Case study on showing your impact - The Hidden Gardens
In conjunction with Greenspace Scotland, The Hidden Gardens in Glasgow's South Side used the LEAP planning and evaluation tool to help collect information on what had been effective in improving poor or degraded urban environments. LEAP proved so helpful that The Hidden Gardens now uses LEAP more widely in its wider social and environmental regeneration work.
The Hidden Gardens is a major social and environmental regeneration project located in Pollokshields, Glasgow. The project transformed an area of industrial waste-land in a deprived area into a place of inspiration, celebration and involvement.
It is helping to improve the quality of life for the local community and acting as a catalyst for further social improvement and sustainable growth in the area. The design of the gardens was achieved through collaboration between the local community, a team of artists, landscape architects and arts organisation and charity NVA. The concept that the group worked to create was a ‘paradise garden’.
The vision of the project was:
- To create an inspirational, sanctuary garden, designed and developed in liaison with the local, predominantly Asian, community.
The aims are:
- To develop a quality, accessible and sustainable environmental resources for the people of Glasgow and visitors to the city.
- To support the aspirations of the local community and provide an imaginative focus for area regeneration and integration.
- To develop a programme of cultural, community and educational events and activities, that encourage and enable access to the space by the widest range of potential visitors
- To promote individual learning and cultural awareness.
- To encourage people to engage with their local environment.
Growth and development
In 2010, Greenspace Scotland developed a Greenspace LEAP framework in conjunction with Scottish Community Development Centre and the creation of the Hidden Gardens gave them an opportunity to document a worked example using this framework.
LEAP stands for Learning, Evaluation and Planning, and takes you through a 4 stage cycle of planning what you want to achieve, recording what you do and reviewing what you have done.
Greenspace Scotland had started to work on adapting the framework because although significant efforts had been put into addressing the problems associated with poor or degraded urban environments they had very little information on what had been effective. They felt that the information they did have was piecemeal and there was no overall picture of what worked and why.
When they consulted their partners they found that they were frustrated with their current monitoring procedures, as they did not focus on useful areas and did not allow them to learn from what they were doing or to recognize and value the impact of their work.

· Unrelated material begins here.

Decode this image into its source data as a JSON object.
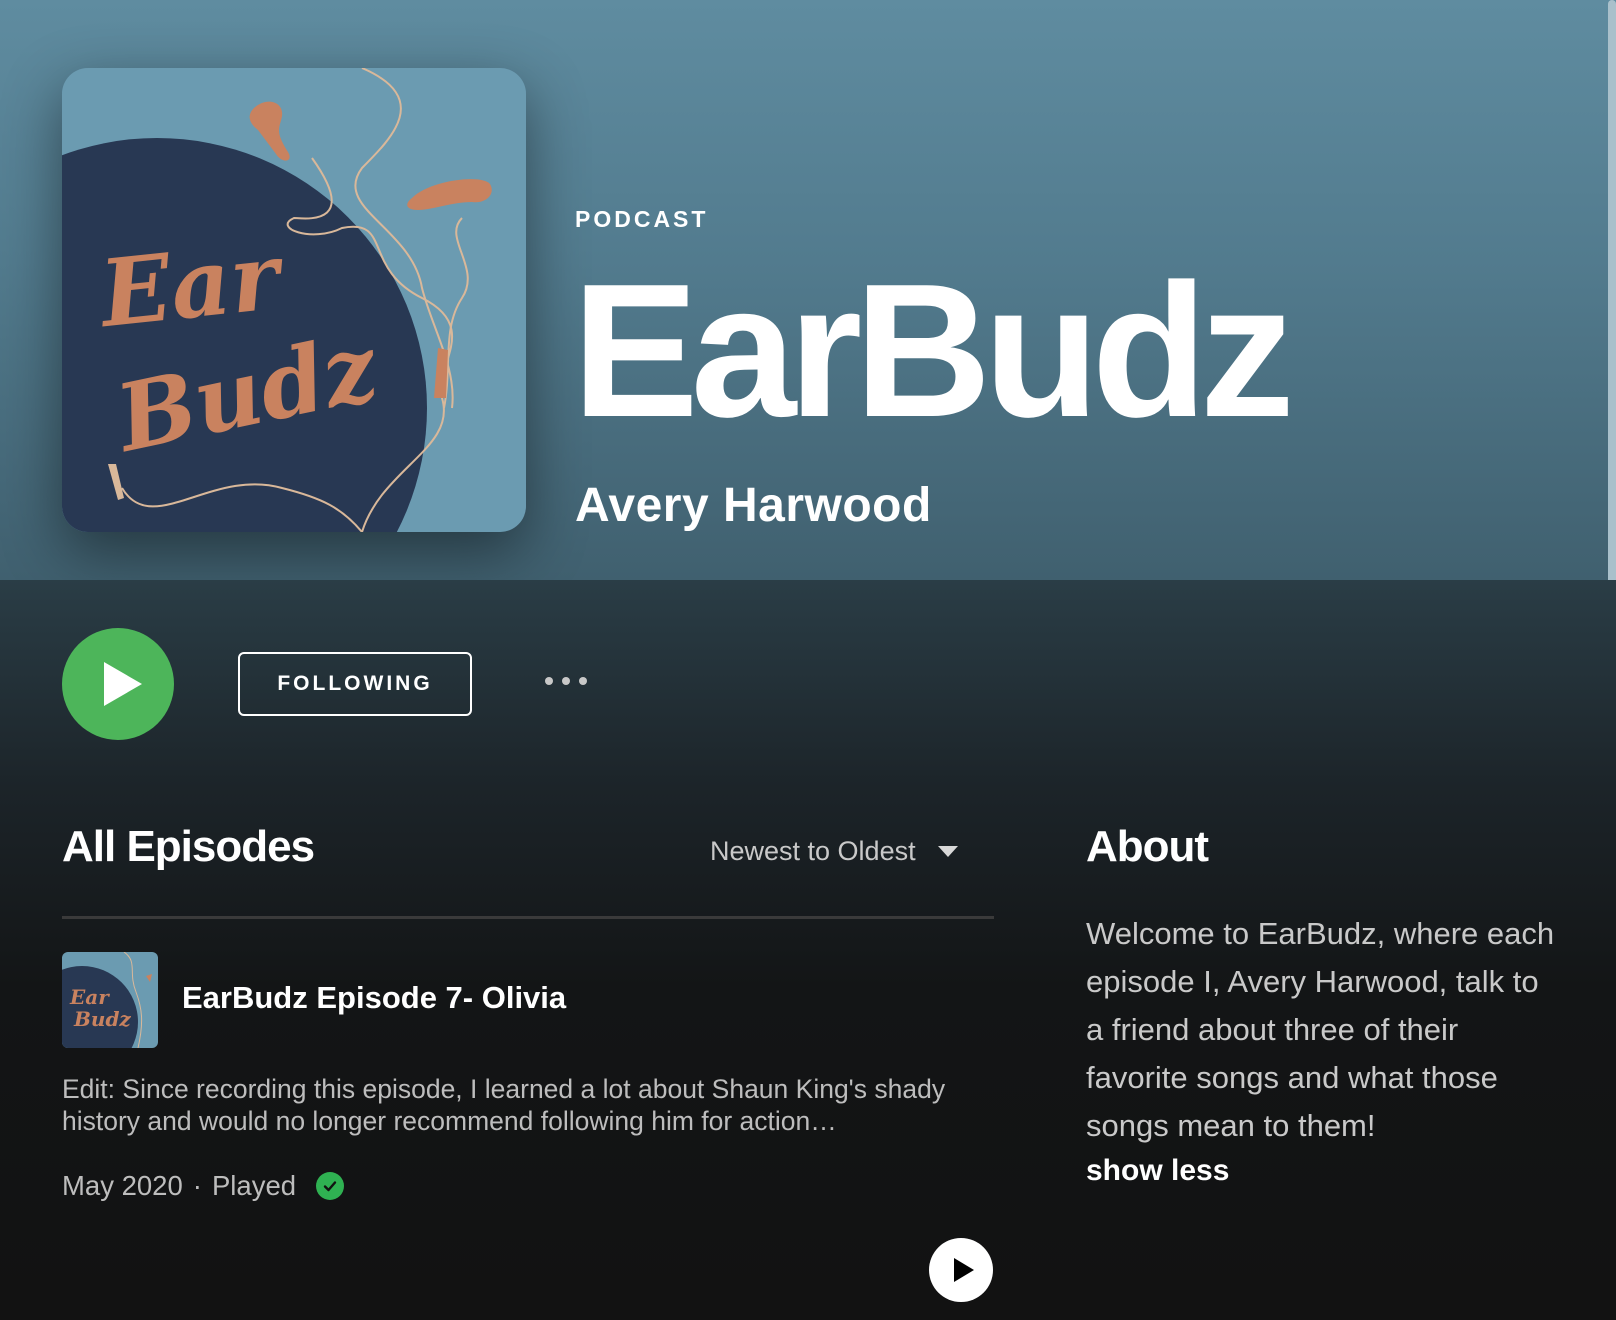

Greenspace practitioners who used the pilot version of the framework noted the following positive attributes of the LEAP approach:
- It provides a framework for action
- It captures good practice
- It boosts the confidence of all those involved
- It provides an opportunity to sit back, look at and think about what has been achieved
- It enables effectiveness to be measured – and exposes defects
- It is rewarding for staff as it provides evidence of success
- It allows a convincing case for funding to be made, increasing the chances of obtaining funds
- It is applicable to work at a local/single project level; at a programme-wide level and at a policy level
- It supports and empowers communities and encourages community decision making
- Its use in community development and in health makes it easier to develop common agendas between these areas of work and greenspace projects and programme – we share a common leap language
Lessons and learning
The Hidden Gardens stated that LEAP was a good standard of practice for the organisation. In the past, they acknowledged, the old system had been haphazard and not strategic. Through using LEAP, partnership working became easier, as the tool helped establish a clear system for agreeing what partners will do, who will do what and how partners will know that it has been achieved.
Another finding was that LEAP enabled the Hidden Gardens to make the link between strategic planning and day-to-day planning. This is because it allows users to have one system for everything, training you to plan at the outset and making sure you are going into the project for the right reasons. The Hidden Gardens appreciated the framework’s emphasis on consistently reviewing what you are doing and how you are doing it.
The Hidden Gardens continues to make use of LEAP for project planning and evaluation purposes.